In the meantime, the sort of Directors John was cutting for were still big names, many of them working on feature films with commercials paying the bills in between. It was just a matter of time before the jaws of Hollywood closed around him too.

Cutting edge stuff

When they did, it was through Mike Figgis, who asked him to edit Leaving Las Vegas – a low-budget movie about an alcoholic and a prostitute, starring the still relatively unknown Nicolas Cage. Mike wanted to shoot it on super 16mm film and edit it the old-fashioned way. Somehow John persuaded him to edit on Avid. And it didn’t turn out too badly.
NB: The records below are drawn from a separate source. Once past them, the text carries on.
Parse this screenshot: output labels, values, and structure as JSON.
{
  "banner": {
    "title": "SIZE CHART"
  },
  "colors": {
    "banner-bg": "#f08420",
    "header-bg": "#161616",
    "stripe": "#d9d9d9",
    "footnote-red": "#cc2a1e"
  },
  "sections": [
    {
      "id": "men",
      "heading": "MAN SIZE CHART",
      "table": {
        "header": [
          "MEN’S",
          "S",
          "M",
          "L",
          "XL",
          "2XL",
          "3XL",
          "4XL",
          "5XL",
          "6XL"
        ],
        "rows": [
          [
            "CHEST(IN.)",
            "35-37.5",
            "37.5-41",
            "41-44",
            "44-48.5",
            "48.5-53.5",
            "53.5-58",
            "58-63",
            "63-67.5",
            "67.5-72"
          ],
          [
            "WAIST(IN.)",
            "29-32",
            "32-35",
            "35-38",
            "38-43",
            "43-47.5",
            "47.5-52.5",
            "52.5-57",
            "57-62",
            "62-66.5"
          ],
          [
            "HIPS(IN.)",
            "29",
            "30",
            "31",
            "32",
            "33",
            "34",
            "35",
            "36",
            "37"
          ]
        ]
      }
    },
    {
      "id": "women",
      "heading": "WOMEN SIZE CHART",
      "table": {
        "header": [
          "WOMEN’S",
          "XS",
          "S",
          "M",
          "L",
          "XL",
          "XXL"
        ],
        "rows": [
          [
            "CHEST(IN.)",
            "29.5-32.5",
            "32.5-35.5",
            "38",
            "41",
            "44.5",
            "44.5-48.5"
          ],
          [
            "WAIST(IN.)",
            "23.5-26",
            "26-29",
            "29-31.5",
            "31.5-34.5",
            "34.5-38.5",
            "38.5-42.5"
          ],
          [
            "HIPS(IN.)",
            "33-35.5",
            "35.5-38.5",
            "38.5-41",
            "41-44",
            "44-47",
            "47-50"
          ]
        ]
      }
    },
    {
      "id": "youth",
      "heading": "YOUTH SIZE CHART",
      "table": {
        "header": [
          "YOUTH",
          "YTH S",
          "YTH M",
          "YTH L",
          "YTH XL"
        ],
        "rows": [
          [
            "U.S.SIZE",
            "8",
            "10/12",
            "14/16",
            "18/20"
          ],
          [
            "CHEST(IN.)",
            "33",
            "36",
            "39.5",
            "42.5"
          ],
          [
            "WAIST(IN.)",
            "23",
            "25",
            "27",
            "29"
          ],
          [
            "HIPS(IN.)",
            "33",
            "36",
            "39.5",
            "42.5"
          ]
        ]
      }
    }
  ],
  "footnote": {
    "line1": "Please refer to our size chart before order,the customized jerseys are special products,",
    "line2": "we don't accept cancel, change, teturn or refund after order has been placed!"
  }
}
The film did spectacularly well. Nicolas Cage won an Oscar for his performance, launching his career into a new league. Suddenly John was living the Hollywood dream. “After we’d finished it I was in LA cutting a commercial,” he recalls. “Mike invited me to dinner with Nicolas Cage and Elizabeth Shue and we ended up at Nic’s house, where we watched Abel Ferrara’s Bad Lieutenant [the sequel to which Nic would later star in]. Mike played Nic’s bright red grand piano overlooking LA. Later that night, courtesy of Nic’s personal driver (who used to drive Dolly Parton) I went downtown to the set of Heat to say hi to Michael Mann, who offered me a job on it and met Al Pacino all in the same night. Pretty surreal for a boy from Battersea.” The adventure could have continued when Nic then offered to take the party to Hawaii on a private jet for a few days, but much to John’s disappointment he had to go home the next day.

He had a commercial to cut.

Returning to cutting ads left John in a dilemma. Back in Soho, he was left with the taste of Hollywood in his mouth and soon he was getting lots of calls to edit more movies. A potentially great movie career beckoned, but the Whitehouse was still one of the most exciting houses in London and John had a business to grow. Bravely, he decided to try and balance the two.
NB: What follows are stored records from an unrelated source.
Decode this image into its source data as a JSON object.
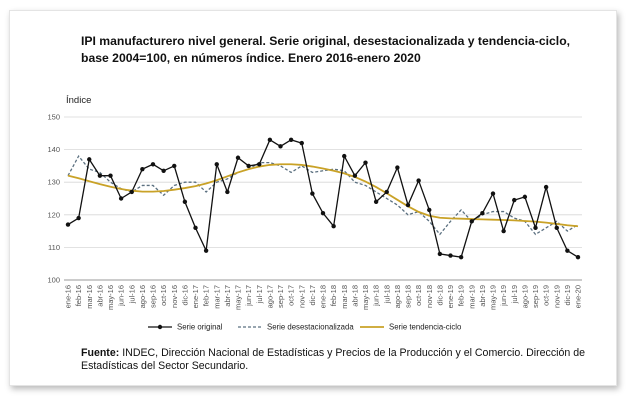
{
  "header": {
    "title": "IPI manufacturero nivel general. Serie original, desestacionalizada y tendencia-ciclo, base 2004=100, en números índice. Enero 2016-enero 2020"
  },
  "footer": {
    "source_label": "Fuente:",
    "source_text": "INDEC, Dirección Nacional de Estadísticas y Precios de la Producción y el Comercio. Dirección de Estadísticas del Sector Secundario."
  },
  "chart_data": {
    "type": "line",
    "ylabel": "Índice",
    "ylim": [
      100,
      150
    ],
    "yticks": [
      100,
      110,
      120,
      130,
      140,
      150
    ],
    "grid": true,
    "legend_position": "bottom",
    "categories": [
      "ene-16",
      "feb-16",
      "mar-16",
      "abr-16",
      "may-16",
      "jun-16",
      "jul-16",
      "ago-16",
      "sep-16",
      "oct-16",
      "nov-16",
      "dic-16",
      "ene-17",
      "feb-17",
      "mar-17",
      "abr-17",
      "may-17",
      "jun-17",
      "jul-17",
      "ago-17",
      "sep-17",
      "oct-17",
      "nov-17",
      "dic-17",
      "ene-18",
      "feb-18",
      "mar-18",
      "abr-18",
      "may-18",
      "jun-18",
      "jul-18",
      "ago-18",
      "sep-18",
      "oct-18",
      "nov-18",
      "dic-18",
      "ene-19",
      "feb-19",
      "mar-19",
      "abr-19",
      "may-19",
      "jun-19",
      "jul-19",
      "ago-19",
      "sep-19",
      "oct-19",
      "nov-19",
      "dic-19",
      "ene-20"
    ],
    "series": [
      {
        "name": "Serie original",
        "color": "#111111",
        "style": "solid-marker",
        "values": [
          117,
          119,
          137,
          132,
          132,
          125,
          127,
          134,
          135.5,
          133.5,
          135,
          124,
          116,
          109,
          135.5,
          127,
          137.5,
          135,
          135.5,
          143,
          141,
          143,
          142,
          126.5,
          120.5,
          116.5,
          138,
          132,
          136,
          124,
          127,
          134.5,
          123,
          130.5,
          121.5,
          108,
          107.5,
          107,
          118,
          120.5,
          126.5,
          115,
          124.5,
          125.5,
          116,
          128.5,
          116,
          109,
          107
        ]
      },
      {
        "name": "Serie desestacionalizada",
        "color": "#5b7080",
        "style": "dashed",
        "values": [
          132,
          138,
          134,
          133,
          130,
          128,
          127,
          129,
          129,
          126,
          129,
          130,
          130,
          127,
          130,
          131,
          133,
          134,
          136,
          136,
          135,
          133,
          135,
          133,
          133.5,
          134,
          133.5,
          130,
          129,
          127,
          125,
          123,
          120,
          121,
          118,
          114,
          118,
          121.5,
          118,
          120,
          121,
          121,
          119,
          118,
          114,
          116,
          118,
          115,
          117
        ]
      },
      {
        "name": "Serie tendencia-ciclo",
        "color": "#c9a227",
        "style": "solid",
        "values": [
          132,
          131.2,
          130.3,
          129.4,
          128.6,
          127.9,
          127.4,
          127.1,
          127.1,
          127.3,
          127.7,
          128.2,
          128.8,
          129.6,
          130.6,
          131.8,
          133,
          134,
          134.8,
          135.3,
          135.5,
          135.5,
          135.3,
          134.8,
          134.2,
          133.5,
          132.7,
          131.6,
          130.2,
          128.5,
          126.6,
          124.6,
          122.6,
          120.9,
          119.7,
          119.1,
          118.9,
          118.8,
          118.7,
          118.6,
          118.5,
          118.4,
          118.3,
          118.1,
          117.9,
          117.6,
          117.2,
          116.8,
          116.5
        ]
      }
    ]
  }
}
To his credit, he’s managed to do both, editing more movies while expanding The Whitehouse into a global network of five offices, with three sister companies and 166 employees. In the process he’s won awards with both hats on, from his induction into American Cinema Editors (A.C.E. – his proudest achievement of all) to an EMMY for The Life and Death of Peter Sellers to three D&AD pencils and the first BTAA Arrow for Editing. He’s cut some truly iconic ads over the years, including Guess Cheat and Playstation Double Life and still finds his job difficult at times.

Not letting up

“Editing commercials is still challenging,” he admits. “It’s not just the process. There are levels of politics that you have to deal with and those levels are greater than they used to be. If feels like the number of clients you have to please just gets greater and greater. Now there are levels of creative people who have to see [the work], or clients from different markets [because] things are more global.”
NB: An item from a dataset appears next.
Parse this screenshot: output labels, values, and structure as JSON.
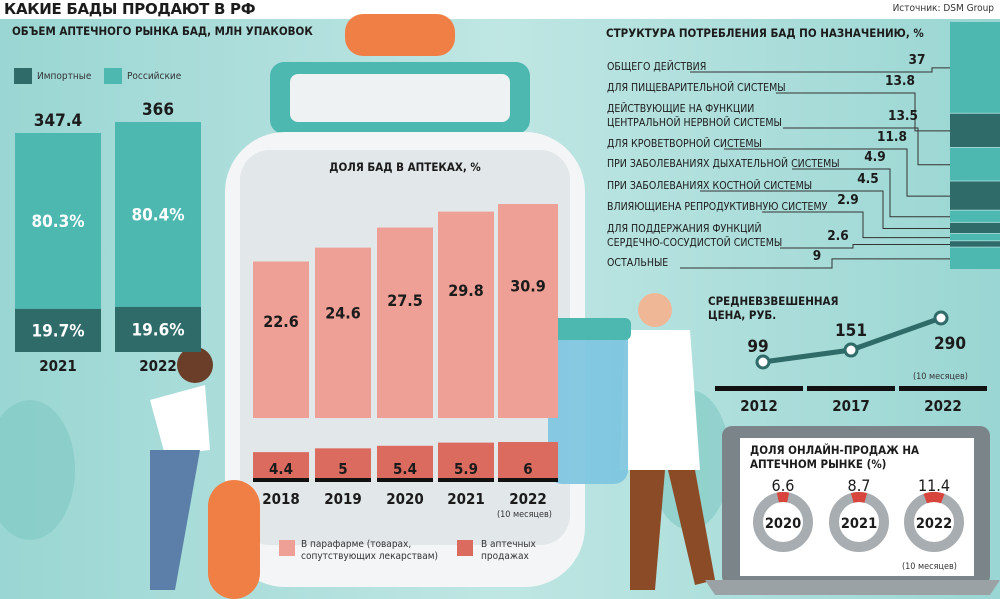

Undoubtedly, today’s business is a different world from when a 27-year old John was getting his ego fed by prominent Adlanders. Gone are the days when creativity could write its own price tag. But John’s nostalgia for those days is no criticism of today’s industry. He's changed too, and has spent the past 11 years sober. “I think it’s a much better way now,” he says. “There was a lot of waste, a lot of excess, in those days. But there are still some very positive reasons to get into our industry, even though there isn’t the money there used to be. It’s still an amazing, creative, stimulating business. It’s just got a lot harder.”

Soon to be working on a prominent big-screen biopic, John still has one foot in Hollywood, but the other is firmly placed in Soho – the spiritual home of The Whitehouse – where he continues the work he’s known for in this industry.

He’s still humbled by the words of others. “Just the other day an account manager in my edit suite [was] viewing some cuts before he showed his client,” he says. “[He] slapped me on the back and said ‘great job John. These are going to make me and you famous.’ Maybe I’ll get another 30 years out of that good word of mouth."